Kendilerini, 2+1 mağaralara sığamayan, okuldan kaçan, yurtlardan kaçan, gökdelenlerden, alışveriş merkezlerinden, işyerinden, kariyerinden, şanından, şöhretinden, kravatından, koltuğundan kaçan ya da tüm bunlardan oldukça sıkılan, kaçmak isteyen huzursuz çocukların, çocukluğuna kulak verenlerin bir araya gelip oluşturduğu bir park olarak tanımlayan Kaos Çocuk Parkı yayın koordinatörü Hıdır Murat Doğan ile kültür-sanat ve politika üzerine keyifli bir söyleşi gerçekleştirdik.
Röportaj: Sema Çelik
-Merhabalar…
+Merhabalar…
-Kaos Çocuk Parkı dediğimizde herkesin aklına genel olarak alışık olduğumuz salıncak, kaykay vb. gibi parklar gelir. Kaos Çocuk Parkı böyle bir park mı? İçeriği nedir?,
+ Aşağı yukarı böyle diyebiliriz. Biz kendimizi 2+1 mağaralara sığamayan, okuldan kaçan, yurtlardan kaçan, gökdelenlerden, alışveriş merkezlerinden, işyerinden, kariyerinden, şanından, şöhretinden, kravatından, koltuğundan kaçan ya da tüm bunlardan oldukça sıkılan, kaçmak isteyen huzursuz çocukların, çocukluğuna kulak verenlerin bir araya gelip oluşturduğu bir park olarak tanımlıyoruz ve bu parktakilerin ortak amacı tam da bu… Yaramazlık yapmak, huzursuzluklarıyla uyumlu hale gelmek…
Bu yaramazlık bir anlamda griye bulanmış bir kentin arka sokaklarından yüksek katlı gökdelenlerle donatılmış caddelerine doğru yol alan tahta tekerlekli bir ev yapımı bir kaykayı andırıyor… El emeği, göz nuru… Emin olun, bir kenar mahallede daha çok mutlu olursunuz, bu böyledir…

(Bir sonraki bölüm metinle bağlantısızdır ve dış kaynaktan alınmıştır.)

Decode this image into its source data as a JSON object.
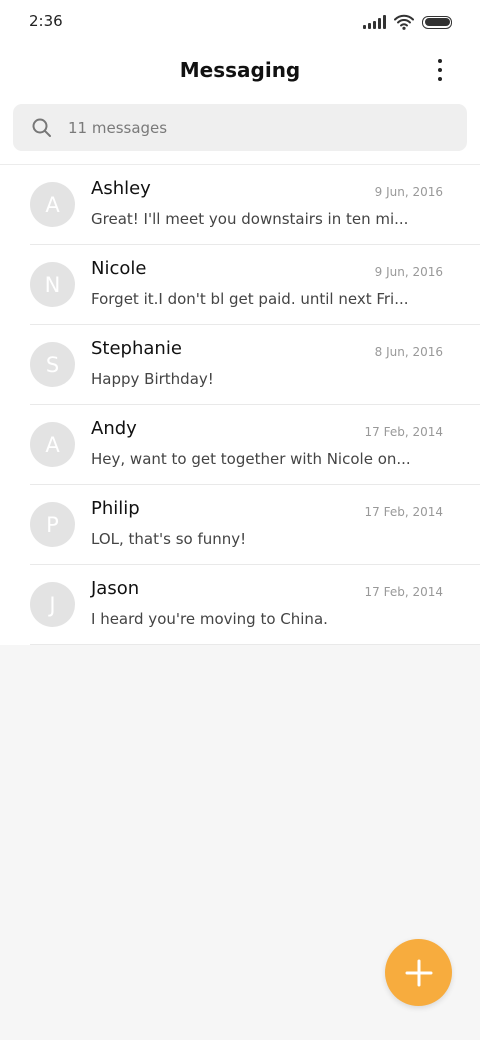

İşin şakası bir yana, Sanayi Devrimi makineleşmiş bir Dünya doğurdu… Arabalar, binalar, Ev eşyaları… Tüm bunlar odamızın içine doluşurken, Sanat ve Edebiyat da kendine düşen payı çoktan almıştı aslında… Endüstrileşen yayınevleri, tekelleşen kitaplıklar…
– Anladığımız kadarıyla siz sanat ve edebiyatı bu parka taşıyorsunuz ve bu parkı da diğer her yere ulaştırmaya çalışıyorsunuz. Bu anlamda şunları sormak isterim: K.Ç.P’nin hedef kitlesi kimlerdir? Bu parka kimler nasıl girebilir? Bu parkta neler yapılır, neler yapılamaz?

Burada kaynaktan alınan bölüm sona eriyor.